In his petition, Jain asserted that Section 17 grants the Centre sweeping, unbounded and unguided power to exempt itself, its departments and any of its instrumentalities from any or all the provisions of the act and this conferral of unfettered discretion upon the executive to exempt itself from privacy obligations violates the essential requirement of the right to privacy.

Jain, in his petition, further said that the provisions governing the establishment and functioning of the Data Protection Board, read with Section 23 vests adjudicatory and penalty imposing powers in a body whose composition, tenure, service conditions and procedural framework are determined by the executive through delegated rules.

Section 29, by prescribing TDSAT as the appellate forum, the petition said, violates the settled provisions of law that high courts remain the primary forum of judicial review over all tribunals and Section 33-34 permits executive-controlled adjudicators to impose enormous financial penalties carrying severe civil and economic consequences.

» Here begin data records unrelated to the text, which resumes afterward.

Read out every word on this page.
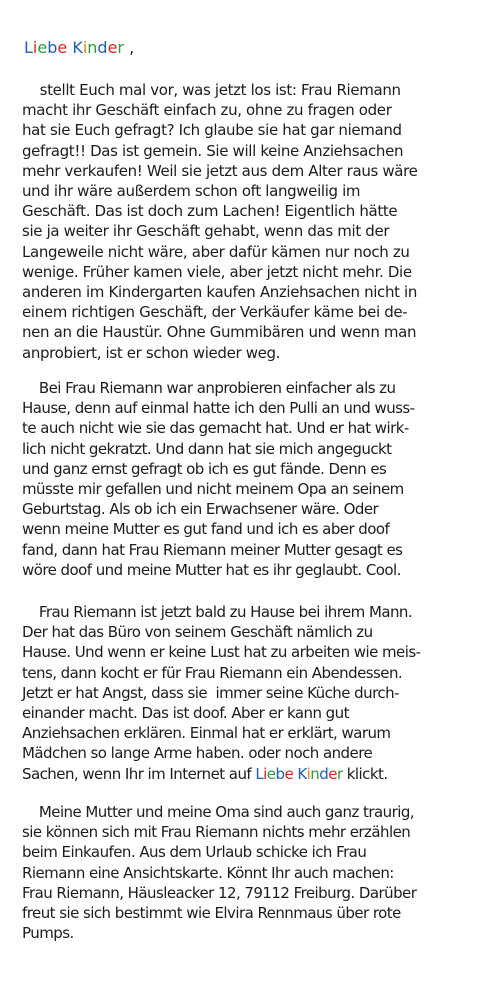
Liebe Kinder ,

stellt Euch mal vor, was jetzt los ist: Frau Riemann

macht ihr Geschäft einfach zu, ohne zu fragen oder

hat sie Euch gefragt? Ich glaube sie hat gar niemand

gefragt!! Das ist gemein. Sie will keine Anziehsachen

mehr verkaufen! Weil sie jetzt aus dem Alter raus wäre

und ihr wäre außerdem schon oft langweilig im

Geschäft. Das ist doch zum Lachen! Eigentlich hätte

sie ja weiter ihr Geschäft gehabt, wenn das mit der

Langeweile nicht wäre, aber dafür kämen nur noch zu

wenige. Früher kamen viele, aber jetzt nicht mehr. Die

anderen im Kindergarten kaufen Anziehsachen nicht in

einem richtigen Geschäft, der Verkäufer käme bei de-

nen an die Haustür. Ohne Gummibären und wenn man

anprobiert, ist er schon wieder weg.

Bei Frau Riemann war anprobieren einfacher als zu

Hause, denn auf einmal hatte ich den Pulli an und wuss-

te auch nicht wie sie das gemacht hat. Und er hat wirk-

lich nicht gekratzt. Und dann hat sie mich angeguckt

und ganz ernst gefragt ob ich es gut fände. Denn es

müsste mir gefallen und nicht meinem Opa an seinem

Geburtstag. Als ob ich ein Erwachsener wäre. Oder

wenn meine Mutter es gut fand und ich es aber doof

fand, dann hat Frau Riemann meiner Mutter gesagt es

wöre doof und meine Mutter hat es ihr geglaubt. Cool.

Frau Riemann ist jetzt bald zu Hause bei ihrem Mann.

Der hat das Büro von seinem Geschäft nämlich zu

Hause. Und wenn er keine Lust hat zu arbeiten wie meis-

tens, dann kocht er für Frau Riemann ein Abendessen.

Jetzt er hat Angst, dass sie  immer seine Küche durch-

einander macht. Das ist doof. Aber er kann gut

Anziehsachen erklären. Einmal hat er erklärt, warum

Mädchen so lange Arme haben. oder noch andere

Sachen, wenn Ihr im Internet auf Liebe Kinder klickt.

Meine Mutter und meine Oma sind auch ganz traurig,

sie können sich mit Frau Riemann nichts mehr erzählen

beim Einkaufen. Aus dem Urlaub schicke ich Frau

Riemann eine Ansichtskarte. Könnt Ihr auch machen:

Frau Riemann, Häusleacker 12, 79112 Freiburg. Darüber

freut sie sich bestimmt wie Elvira Rennmaus über rote

Pumps.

“The cumulative effect of the provisions is the creation of an enforcement and adjudication system that is structurally dominated by the executive, substantively vague, procedurally deficient, disproportionately restrictive of fundamental rights and constitutionally incompatible with the requirements of fairness, reasonableness, transparency and judicial independence,” the petition stated.

The manner in which these provisions are framed, the petition said, fails to create a right protective privacy framework consistent with the right to equality, personal liberty and instead creates a framework for unchecked executive power and surveillance.

The matter would be next heard on April 15.